2019年消費税10%化と2020年以降の日本

2019年10月に消費税が8%から10%に増税されます。増税時の消費の集中とその後の景気減退は消費税導入、3%から5%へ、5%から8%へ増税された際の状況を思い出していただければと思いますが、同様の現象が2019年後半に訪れます。

さらに2020年以降の日本経済は厳しいものになると思っています。その理由をこれから述べますが、逆説的に言うと2020年までに資産を築く、あるいはなにかしらのスキルや知識を得ておくことで、苦しくなってからがんばり始めた人と比べたら大きなアドバンテージになります

異次元緩和による通貨供給量(マネタリーベース)の増加

現在の日本は異次元緩和の名のもとに、円を恐ろしい勢いで刷っています。

アイザワ週報2342号

表で見ると一目瞭然ですが、ここ数年で日本国内の通貨供給量は3~4倍になっています。このジャブジャブ刷ったお金が銀行に移動し、日本国債や国内株が買われているわけです。話すと長くなるので詳細は割愛しますが、資金が投下されることで国債の金利は下がり、株価は上がっているわけです。

量が増えれば、1つあたりの価値は下がるということだけ覚えておいてください。

東京オリンピック後の景気減退

ちょっと古い記事なのですが、的を射ていたのでご紹介します。

五輪後に景気が悪くなる理由 夏季6大会で例外は1つだけ(2012/9/4 日本経済新聞 プラスワン)

カンフル剤で経済を伸ばしたら、反動があるんです。消費税アップの前年に売上が一気に伸び、消費税が上がった年以降の消費が冷え込むのと一緒です。オリンピック後の景気減退を考えると、あと2年の猶予は長くもあり、短くもあります。

円の価値がいつまでも一定だと思ってませんか?

量が増えれば、1つあたりの価値は下がるとさきほど述べました。円はじゃんじゃん刷られています。人口と労働力は減り、経済発展の見込みは薄いです。

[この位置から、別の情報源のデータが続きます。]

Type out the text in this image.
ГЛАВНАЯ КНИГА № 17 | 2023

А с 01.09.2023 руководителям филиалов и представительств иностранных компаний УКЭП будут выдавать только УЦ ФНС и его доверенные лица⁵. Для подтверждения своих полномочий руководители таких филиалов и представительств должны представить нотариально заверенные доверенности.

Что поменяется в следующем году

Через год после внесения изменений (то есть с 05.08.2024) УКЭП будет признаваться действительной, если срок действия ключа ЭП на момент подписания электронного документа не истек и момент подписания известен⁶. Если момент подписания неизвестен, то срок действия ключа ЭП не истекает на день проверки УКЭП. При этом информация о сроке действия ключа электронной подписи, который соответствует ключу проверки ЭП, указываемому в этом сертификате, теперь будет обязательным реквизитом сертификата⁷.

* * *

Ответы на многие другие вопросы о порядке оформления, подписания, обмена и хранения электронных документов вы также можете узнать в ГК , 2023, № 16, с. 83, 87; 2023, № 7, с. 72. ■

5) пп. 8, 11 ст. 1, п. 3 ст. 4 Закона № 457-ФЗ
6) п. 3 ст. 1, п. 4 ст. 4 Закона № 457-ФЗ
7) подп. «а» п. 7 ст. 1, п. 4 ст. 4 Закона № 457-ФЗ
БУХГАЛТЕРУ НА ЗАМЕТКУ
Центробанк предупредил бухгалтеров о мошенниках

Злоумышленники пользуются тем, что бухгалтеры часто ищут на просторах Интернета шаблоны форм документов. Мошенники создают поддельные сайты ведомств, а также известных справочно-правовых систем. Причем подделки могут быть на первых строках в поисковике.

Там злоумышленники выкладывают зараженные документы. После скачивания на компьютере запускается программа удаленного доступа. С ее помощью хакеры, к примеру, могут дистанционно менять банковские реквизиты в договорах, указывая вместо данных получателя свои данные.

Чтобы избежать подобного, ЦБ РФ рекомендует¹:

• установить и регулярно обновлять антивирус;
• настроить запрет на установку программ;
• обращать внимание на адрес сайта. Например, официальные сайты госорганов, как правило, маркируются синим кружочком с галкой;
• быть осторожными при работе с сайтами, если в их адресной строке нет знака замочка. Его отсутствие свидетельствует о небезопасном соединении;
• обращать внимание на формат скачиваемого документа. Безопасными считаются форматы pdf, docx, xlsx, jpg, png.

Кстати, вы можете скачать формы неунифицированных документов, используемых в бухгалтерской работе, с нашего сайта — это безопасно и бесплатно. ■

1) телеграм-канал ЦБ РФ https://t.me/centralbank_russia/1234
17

いくら日本円で一生懸命稼いだとしても、国内でインフレーションが発生したらその価値は目減りしていきます。ジンバブエのハイパーインフレは記憶に新しいですが、寝て起きたら桁が一つ変わっていたなんて嘘のような歴史があるわけです。

原理的にインフレは一度加速したら止められません。行き着くところまで行き着いた時に、通貨の切り捨てが発生します。あまり知られていませんが、日本でも過去に預金封鎖がおこなわれて、自分の資産が自由に使えなくなった時代がありました。

「預金封鎖」が日本で本当に起こる可能性と個人ができる預金封鎖対策をマンガで解説!

国内のインフレだけでなく、グローバル化が進んだ現代では為替の影響も存在します。

現在、ドル円レートは大体1ドル110円前後で推移していますが、1ドル150円になったとしたらどうでしょうか?円の価値が2/3になってしまったのは分かりますか?110円で買えていた海外の商品が150円必要になると言ったら、価値の毀損に気づきますか?

日本の食料自給率はカロリーベースでは38%しかありません。日本人が食べているその大豆は、小麦粉は、玉ねぎや人参は、円が安くなったら日本円での価格が高騰するわけです。日本円しか持っていない層は、日本円しか稼ぐ方法を知らない層は、さらに円安が進んだら食を得ることすら難しくなる時代になったんです。

日本の食料自給率

株だろうが土地だろうが、日本円で持っていたら状況は一緒です。いかに海外の通貨に資産を分散しておくかが重要なリスクヘッジになるわけです。国内にとどまらず、海外にまで視野を広げた形で複数の収入源をつくっておくことが当たり前の時代になっていることを認識しておきましょう。